Reading Jeff Jarvis’ Public Parts, by contrast, felt more like continuing a conversation that had been going and would continue well after I finished the book. In part this is because I listen to This Week in Google every week, and watched as Jarvis formulated the idea for the book and gradually became chief publicness advocate on the show.
But I had also been having discussions on this subject on my own. When Google+ first launched on an invite-only basis, they were looking for all the feedback they could get.

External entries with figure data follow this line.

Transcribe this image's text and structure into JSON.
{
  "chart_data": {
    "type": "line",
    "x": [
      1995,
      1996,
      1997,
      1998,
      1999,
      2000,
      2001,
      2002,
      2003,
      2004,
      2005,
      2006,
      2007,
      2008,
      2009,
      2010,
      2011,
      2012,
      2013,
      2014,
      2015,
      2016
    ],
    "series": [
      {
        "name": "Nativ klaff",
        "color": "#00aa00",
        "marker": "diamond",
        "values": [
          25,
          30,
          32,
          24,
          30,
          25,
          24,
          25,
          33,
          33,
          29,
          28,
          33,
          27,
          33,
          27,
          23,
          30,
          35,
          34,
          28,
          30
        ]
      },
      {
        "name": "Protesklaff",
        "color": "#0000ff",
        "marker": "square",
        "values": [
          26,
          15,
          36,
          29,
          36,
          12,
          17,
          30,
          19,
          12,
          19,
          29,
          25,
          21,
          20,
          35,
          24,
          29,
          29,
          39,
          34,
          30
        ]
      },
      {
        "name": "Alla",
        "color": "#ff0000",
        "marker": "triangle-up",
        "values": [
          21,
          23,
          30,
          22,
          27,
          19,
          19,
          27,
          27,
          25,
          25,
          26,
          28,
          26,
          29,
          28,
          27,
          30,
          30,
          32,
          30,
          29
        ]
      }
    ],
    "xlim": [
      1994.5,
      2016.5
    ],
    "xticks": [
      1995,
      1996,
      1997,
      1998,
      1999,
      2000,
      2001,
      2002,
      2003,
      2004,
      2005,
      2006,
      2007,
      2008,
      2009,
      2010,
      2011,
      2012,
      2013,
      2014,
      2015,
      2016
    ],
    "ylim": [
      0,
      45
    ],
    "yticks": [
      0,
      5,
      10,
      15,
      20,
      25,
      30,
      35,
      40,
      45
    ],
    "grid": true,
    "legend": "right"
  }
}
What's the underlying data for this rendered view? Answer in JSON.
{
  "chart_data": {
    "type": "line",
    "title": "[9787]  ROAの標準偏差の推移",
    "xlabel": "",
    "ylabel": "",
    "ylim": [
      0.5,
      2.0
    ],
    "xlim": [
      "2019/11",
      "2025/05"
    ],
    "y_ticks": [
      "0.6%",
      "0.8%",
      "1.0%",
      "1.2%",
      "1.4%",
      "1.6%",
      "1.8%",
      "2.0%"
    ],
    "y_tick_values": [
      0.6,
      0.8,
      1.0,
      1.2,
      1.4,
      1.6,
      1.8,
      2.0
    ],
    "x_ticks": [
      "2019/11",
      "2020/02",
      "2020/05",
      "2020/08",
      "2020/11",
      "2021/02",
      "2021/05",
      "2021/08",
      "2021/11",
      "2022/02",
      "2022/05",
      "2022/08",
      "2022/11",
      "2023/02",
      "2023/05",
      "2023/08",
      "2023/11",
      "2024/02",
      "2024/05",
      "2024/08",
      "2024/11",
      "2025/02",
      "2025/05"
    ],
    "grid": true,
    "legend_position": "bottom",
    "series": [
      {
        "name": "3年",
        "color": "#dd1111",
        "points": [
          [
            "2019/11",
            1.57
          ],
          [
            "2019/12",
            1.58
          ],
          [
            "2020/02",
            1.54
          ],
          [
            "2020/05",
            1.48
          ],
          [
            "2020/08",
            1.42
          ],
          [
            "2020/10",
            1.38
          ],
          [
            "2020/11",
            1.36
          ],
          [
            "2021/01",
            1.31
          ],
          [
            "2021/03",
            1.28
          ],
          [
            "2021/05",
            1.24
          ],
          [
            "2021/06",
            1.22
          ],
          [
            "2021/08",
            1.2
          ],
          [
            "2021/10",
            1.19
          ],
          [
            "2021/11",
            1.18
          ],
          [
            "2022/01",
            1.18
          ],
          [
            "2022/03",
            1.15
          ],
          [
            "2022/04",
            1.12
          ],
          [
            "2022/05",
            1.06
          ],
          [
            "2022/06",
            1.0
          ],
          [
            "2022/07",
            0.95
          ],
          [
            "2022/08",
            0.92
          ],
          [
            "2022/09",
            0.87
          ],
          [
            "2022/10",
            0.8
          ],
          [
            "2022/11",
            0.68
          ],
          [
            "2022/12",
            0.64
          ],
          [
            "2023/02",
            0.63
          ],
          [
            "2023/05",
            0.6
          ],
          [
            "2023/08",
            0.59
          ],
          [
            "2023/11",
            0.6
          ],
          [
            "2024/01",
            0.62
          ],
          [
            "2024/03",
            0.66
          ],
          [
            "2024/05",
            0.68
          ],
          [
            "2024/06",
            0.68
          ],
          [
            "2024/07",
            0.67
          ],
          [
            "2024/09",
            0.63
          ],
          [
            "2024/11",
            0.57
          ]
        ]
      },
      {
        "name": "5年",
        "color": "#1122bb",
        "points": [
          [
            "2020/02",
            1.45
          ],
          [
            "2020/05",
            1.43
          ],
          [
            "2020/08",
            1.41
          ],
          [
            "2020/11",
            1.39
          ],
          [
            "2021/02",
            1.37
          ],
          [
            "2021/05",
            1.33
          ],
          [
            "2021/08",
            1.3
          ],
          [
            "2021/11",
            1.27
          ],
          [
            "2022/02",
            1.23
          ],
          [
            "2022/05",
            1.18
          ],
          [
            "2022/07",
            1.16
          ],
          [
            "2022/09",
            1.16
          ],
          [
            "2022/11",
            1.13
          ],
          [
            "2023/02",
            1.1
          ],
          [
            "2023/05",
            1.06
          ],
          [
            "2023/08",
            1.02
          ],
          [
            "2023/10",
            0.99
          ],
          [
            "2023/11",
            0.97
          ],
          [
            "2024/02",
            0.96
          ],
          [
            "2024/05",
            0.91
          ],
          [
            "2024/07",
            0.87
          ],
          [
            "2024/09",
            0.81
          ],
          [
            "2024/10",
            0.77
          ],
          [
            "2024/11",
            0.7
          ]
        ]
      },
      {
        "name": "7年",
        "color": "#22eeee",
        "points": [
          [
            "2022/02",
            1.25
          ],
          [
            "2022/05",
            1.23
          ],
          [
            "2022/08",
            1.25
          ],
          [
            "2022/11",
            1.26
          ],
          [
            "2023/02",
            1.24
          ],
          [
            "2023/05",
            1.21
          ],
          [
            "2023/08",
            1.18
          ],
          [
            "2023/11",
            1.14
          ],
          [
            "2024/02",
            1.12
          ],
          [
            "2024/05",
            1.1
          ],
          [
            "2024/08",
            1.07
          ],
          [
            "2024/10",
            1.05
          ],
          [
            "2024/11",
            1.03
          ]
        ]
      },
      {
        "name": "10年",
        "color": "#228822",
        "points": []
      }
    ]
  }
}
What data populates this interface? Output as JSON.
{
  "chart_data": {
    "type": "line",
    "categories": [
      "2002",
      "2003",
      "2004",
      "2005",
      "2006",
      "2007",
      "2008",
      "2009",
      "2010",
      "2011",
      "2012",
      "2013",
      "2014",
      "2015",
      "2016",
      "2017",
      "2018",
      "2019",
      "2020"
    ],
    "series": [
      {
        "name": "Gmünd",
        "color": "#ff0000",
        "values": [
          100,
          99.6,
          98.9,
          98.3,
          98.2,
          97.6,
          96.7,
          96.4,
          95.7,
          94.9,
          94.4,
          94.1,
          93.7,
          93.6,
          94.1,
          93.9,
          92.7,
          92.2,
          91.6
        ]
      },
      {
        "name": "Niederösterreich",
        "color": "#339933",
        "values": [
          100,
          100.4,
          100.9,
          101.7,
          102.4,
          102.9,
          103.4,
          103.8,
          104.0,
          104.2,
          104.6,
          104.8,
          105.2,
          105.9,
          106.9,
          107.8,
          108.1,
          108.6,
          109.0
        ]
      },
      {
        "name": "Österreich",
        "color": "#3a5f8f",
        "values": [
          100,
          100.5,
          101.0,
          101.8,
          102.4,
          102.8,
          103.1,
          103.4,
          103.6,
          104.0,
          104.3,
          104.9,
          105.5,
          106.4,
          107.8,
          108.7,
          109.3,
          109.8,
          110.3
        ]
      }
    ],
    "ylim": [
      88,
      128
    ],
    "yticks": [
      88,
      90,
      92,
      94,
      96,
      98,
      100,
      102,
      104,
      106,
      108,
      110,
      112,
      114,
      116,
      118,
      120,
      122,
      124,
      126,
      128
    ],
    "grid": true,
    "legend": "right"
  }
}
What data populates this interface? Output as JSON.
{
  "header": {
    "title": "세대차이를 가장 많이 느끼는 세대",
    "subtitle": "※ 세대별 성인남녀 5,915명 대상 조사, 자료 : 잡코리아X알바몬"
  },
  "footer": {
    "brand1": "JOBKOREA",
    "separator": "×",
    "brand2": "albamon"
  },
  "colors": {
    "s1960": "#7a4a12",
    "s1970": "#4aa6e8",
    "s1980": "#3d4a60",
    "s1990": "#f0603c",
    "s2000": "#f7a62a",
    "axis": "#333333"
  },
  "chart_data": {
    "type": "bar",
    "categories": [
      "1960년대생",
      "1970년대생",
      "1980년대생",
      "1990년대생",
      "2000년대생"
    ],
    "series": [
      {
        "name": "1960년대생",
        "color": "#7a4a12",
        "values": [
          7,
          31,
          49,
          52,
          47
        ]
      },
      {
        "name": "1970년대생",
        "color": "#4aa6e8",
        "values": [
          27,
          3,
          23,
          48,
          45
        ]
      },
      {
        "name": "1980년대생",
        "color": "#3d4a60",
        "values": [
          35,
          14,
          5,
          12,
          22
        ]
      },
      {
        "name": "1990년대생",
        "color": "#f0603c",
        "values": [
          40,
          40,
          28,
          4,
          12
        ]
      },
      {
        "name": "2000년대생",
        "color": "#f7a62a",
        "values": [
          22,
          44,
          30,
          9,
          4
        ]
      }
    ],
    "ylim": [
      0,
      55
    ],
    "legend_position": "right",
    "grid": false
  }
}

The whole concept behind circles was to give people maximum control over their privacy with the minimum possible effort, in response to concerns expressed about Facebook, not to mention Google itself. The debates that took place those first couple of weeks made me eager for Jarvis’ book to come out–so many people put so much stock on the importance of privacy, without taking into account the value of being public!
Jarvis has been practicing what he preaches for some time, talking openly about his prostate cancer and the unfortunate side effects of the treatment on his blog. One complaint that people have about this is that most of his readers subscribe to his blog to read his commentary on media, and don’t want to hear about his surgery-induced impotence. But Jarvis argues that he, personally, got value from being public, because he received a ton of feedback from people who had experience with what he was going through and were able to give him advice.
Morever, there is a social benefit to talking about such things in public–now, anyone who has prostate cancer can find Jarvis’ blog posts on the subject–as well as all the helpful comments on them–simply by searching on Google.
Jarvis doesn’t discount privacy, but he does think there is a dearth of publicness advocates relative to the big privacy advocacy industry that has cropped up. Since participating in those discussions on Google+, and reading his book, I have begun to look at things through the lens of the value of being public.
The recent Hyperbole and a Half, Adventures in Depression, is a perfect example. I have a lot of friends and family who have suffered through depression, but I haven’t lived it myself. The writer of H&H gave someone like me an insight into what it is like that I had never had. At the same time, the people I know who have experience with depression universally seemed glad that someone had so perfectly, and humorously, described what they have gone through.
For those of us who don’t command the kind of audiences that Hyperbole and a Half or Jeff Jarvis have, there is still plenty of reason to be public. You may not even realize who cares about the events in your life and is willing to make an effort to support and encourage you if you limit the people you share with. When my friend Kelly wrote this very brave and very honest post about what she’s been going through, she received some very wonderful feedback from an unexpected source, and it made her day.
This doesn’t mean that everything needs to be made public all the time. But it’s important to take the value of being public seriously, and to think hard about how you present yourself in public.
I created this site, under this domain, on a server I pay for, because as I was reading Jarvis’ book I started to rethink the way I was conducting my public life. I have no problem with my various social network profiles, and Blogger blogs, showing up when someone Googles me, but I wanted to have one site that I owned from beginning to end, under nothing but my own name. I don’t think everyone needs to do this, but I do think it’s something everyone should consider–and something schools should be informing students is an option.
So how could you benefit from being more public?